Explicaciones sencillas a cuestiones científicas complejas: una nueva columna sobre la materia, el tiempo y el universo al alcance de todos

"Decir que los expertos se quedaron sorprendidos con el primer anuncio es quedarse corto. Se mostraron recelosos e incrédulos, incluso tuvieron cierta actitud despectiva hacia el presunto descubrimiento."

El sueño húmedo de cualquier científico es que la física de partículas se cuele en las conversaciones de bar, y estos meses el sueño se ha cumplido gracias al ya célebre “caso de los neutrinos”. En septiembre de 2011, en una rueda de prensa que tuvo lugar en el CERN, se anunció la existencia de evidencias experimentales que indicarían que los neutrinos viajan a una velocidad superior a la de la luz. En febrero de 2012 esos mismos científicos anunciaron unas anomalías en las medidas, y finalmente, en marzo, se confirmó que unas nuevas medidas contradecían el primer experimento y, por tanto, parece ser que los neutrinos no viajan más rápido que la luz. Para analizar las reacciones ante el anuncio y el desmentido, dividiremos a la humanidad en tres grupos: expertos, mass-media, y gente que se informa de cuestiones científicas a través de los mass-media.

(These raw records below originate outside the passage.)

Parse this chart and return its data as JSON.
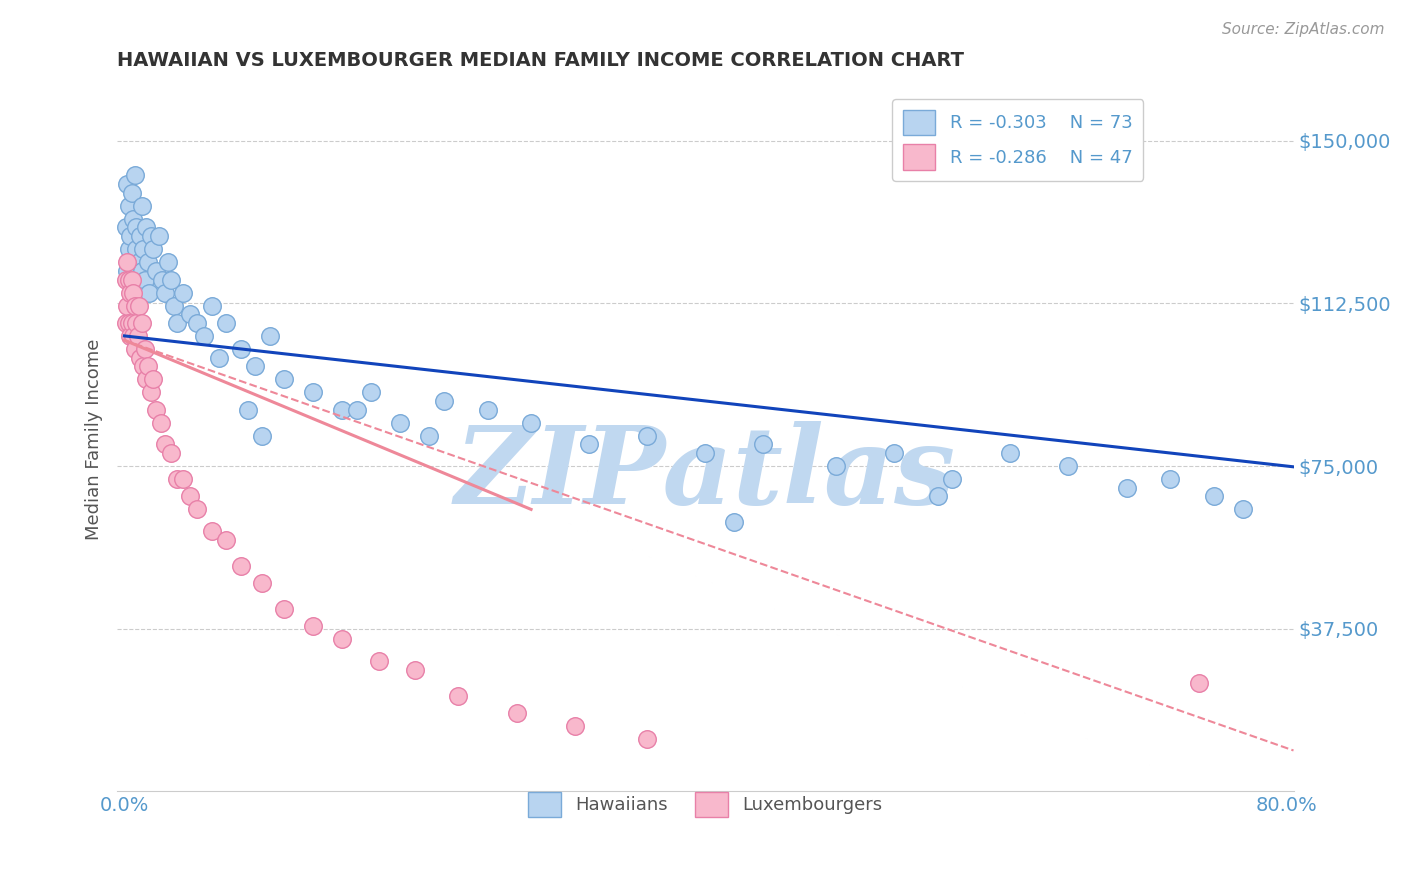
{
  "title": "HAWAIIAN VS LUXEMBOURGER MEDIAN FAMILY INCOME CORRELATION CHART",
  "source_text": "Source: ZipAtlas.com",
  "ylabel": "Median Family Income",
  "xlim": [
    -0.005,
    0.805
  ],
  "ylim": [
    0,
    162500
  ],
  "yticks": [
    0,
    37500,
    75000,
    112500,
    150000
  ],
  "ytick_labels": [
    "",
    "$37,500",
    "$75,000",
    "$112,500",
    "$150,000"
  ],
  "xtick_vals": [
    0.0,
    0.8
  ],
  "xtick_labels": [
    "0.0%",
    "80.0%"
  ],
  "hawaiian_color": "#b8d4f0",
  "hawaiian_edge_color": "#7aaad8",
  "luxembourger_color": "#f8b8cc",
  "luxembourger_edge_color": "#e880a8",
  "trend_hawaiian_color": "#1144bb",
  "trend_luxembourger_color": "#ee8899",
  "legend_label_hawaiian": "R = -0.303    N = 73",
  "legend_label_luxembourger": "R = -0.286    N = 47",
  "legend_label_short_hawaiian": "Hawaiians",
  "legend_label_short_luxembourger": "Luxembourgers",
  "watermark": "ZIPatlas",
  "watermark_color": "#c0d8f0",
  "background_color": "#ffffff",
  "grid_color": "#cccccc",
  "axis_label_color": "#5599cc",
  "title_color": "#333333",
  "hawaiian_trend_x0": 0.0,
  "hawaiian_trend_y0": 105000,
  "hawaiian_trend_x1": 0.8,
  "hawaiian_trend_y1": 75000,
  "luxembourger_trend_x0": 0.0,
  "luxembourger_trend_y0": 104000,
  "luxembourger_trend_x1": 0.8,
  "luxembourger_trend_y1": 10000,
  "hawaiian_x": [
    0.001,
    0.002,
    0.002,
    0.003,
    0.003,
    0.004,
    0.004,
    0.005,
    0.005,
    0.006,
    0.006,
    0.007,
    0.007,
    0.008,
    0.008,
    0.009,
    0.01,
    0.01,
    0.011,
    0.012,
    0.012,
    0.013,
    0.014,
    0.015,
    0.016,
    0.017,
    0.018,
    0.02,
    0.022,
    0.024,
    0.026,
    0.028,
    0.03,
    0.032,
    0.034,
    0.036,
    0.04,
    0.045,
    0.05,
    0.055,
    0.06,
    0.065,
    0.07,
    0.08,
    0.09,
    0.1,
    0.11,
    0.13,
    0.15,
    0.17,
    0.19,
    0.22,
    0.25,
    0.28,
    0.32,
    0.36,
    0.4,
    0.44,
    0.49,
    0.53,
    0.57,
    0.61,
    0.65,
    0.69,
    0.72,
    0.75,
    0.77,
    0.085,
    0.095,
    0.16,
    0.21,
    0.42,
    0.56
  ],
  "hawaiian_y": [
    130000,
    120000,
    140000,
    125000,
    135000,
    118000,
    128000,
    122000,
    138000,
    115000,
    132000,
    119000,
    142000,
    125000,
    130000,
    118000,
    122000,
    115000,
    128000,
    120000,
    135000,
    125000,
    118000,
    130000,
    122000,
    115000,
    128000,
    125000,
    120000,
    128000,
    118000,
    115000,
    122000,
    118000,
    112000,
    108000,
    115000,
    110000,
    108000,
    105000,
    112000,
    100000,
    108000,
    102000,
    98000,
    105000,
    95000,
    92000,
    88000,
    92000,
    85000,
    90000,
    88000,
    85000,
    80000,
    82000,
    78000,
    80000,
    75000,
    78000,
    72000,
    78000,
    75000,
    70000,
    72000,
    68000,
    65000,
    88000,
    82000,
    88000,
    82000,
    62000,
    68000
  ],
  "luxembourger_x": [
    0.001,
    0.001,
    0.002,
    0.002,
    0.003,
    0.003,
    0.004,
    0.004,
    0.005,
    0.005,
    0.006,
    0.006,
    0.007,
    0.007,
    0.008,
    0.009,
    0.01,
    0.011,
    0.012,
    0.013,
    0.014,
    0.015,
    0.016,
    0.018,
    0.02,
    0.022,
    0.025,
    0.028,
    0.032,
    0.036,
    0.04,
    0.045,
    0.05,
    0.06,
    0.07,
    0.08,
    0.095,
    0.11,
    0.13,
    0.15,
    0.175,
    0.2,
    0.23,
    0.27,
    0.31,
    0.36,
    0.74
  ],
  "luxembourger_y": [
    118000,
    108000,
    122000,
    112000,
    118000,
    108000,
    115000,
    105000,
    118000,
    108000,
    115000,
    105000,
    112000,
    102000,
    108000,
    105000,
    112000,
    100000,
    108000,
    98000,
    102000,
    95000,
    98000,
    92000,
    95000,
    88000,
    85000,
    80000,
    78000,
    72000,
    72000,
    68000,
    65000,
    60000,
    58000,
    52000,
    48000,
    42000,
    38000,
    35000,
    30000,
    28000,
    22000,
    18000,
    15000,
    12000,
    25000
  ]
}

Decir que los expertos se quedaron sorprendidos con el primer anuncio es quedarse corto. Se mostraron recelosos e incrédulos, incluso tuvieron cierta actitud despectiva hacia el presunto descubrimiento. Veánse estridencias como las de Chang Kee Jung, el portavoz de un experimento similar realizado en Japón, que declaraba que “no me apostaría mi mujer y mis hijos [a que las evidencias son erróneas] porque se enfadarían, pero sí mi casa”. En cualquier caso, son los propios descubridores del CERN los que mostraron una extrema cautela y casi invitaron a la comunidad científica a revelar algún posible error de medición. Vamos, método científico al pie de la letra. Pero, pregunta nº 1: ¿Por qué estaban los físicos tan seguros de que nada puede viajar más rápido que la luz?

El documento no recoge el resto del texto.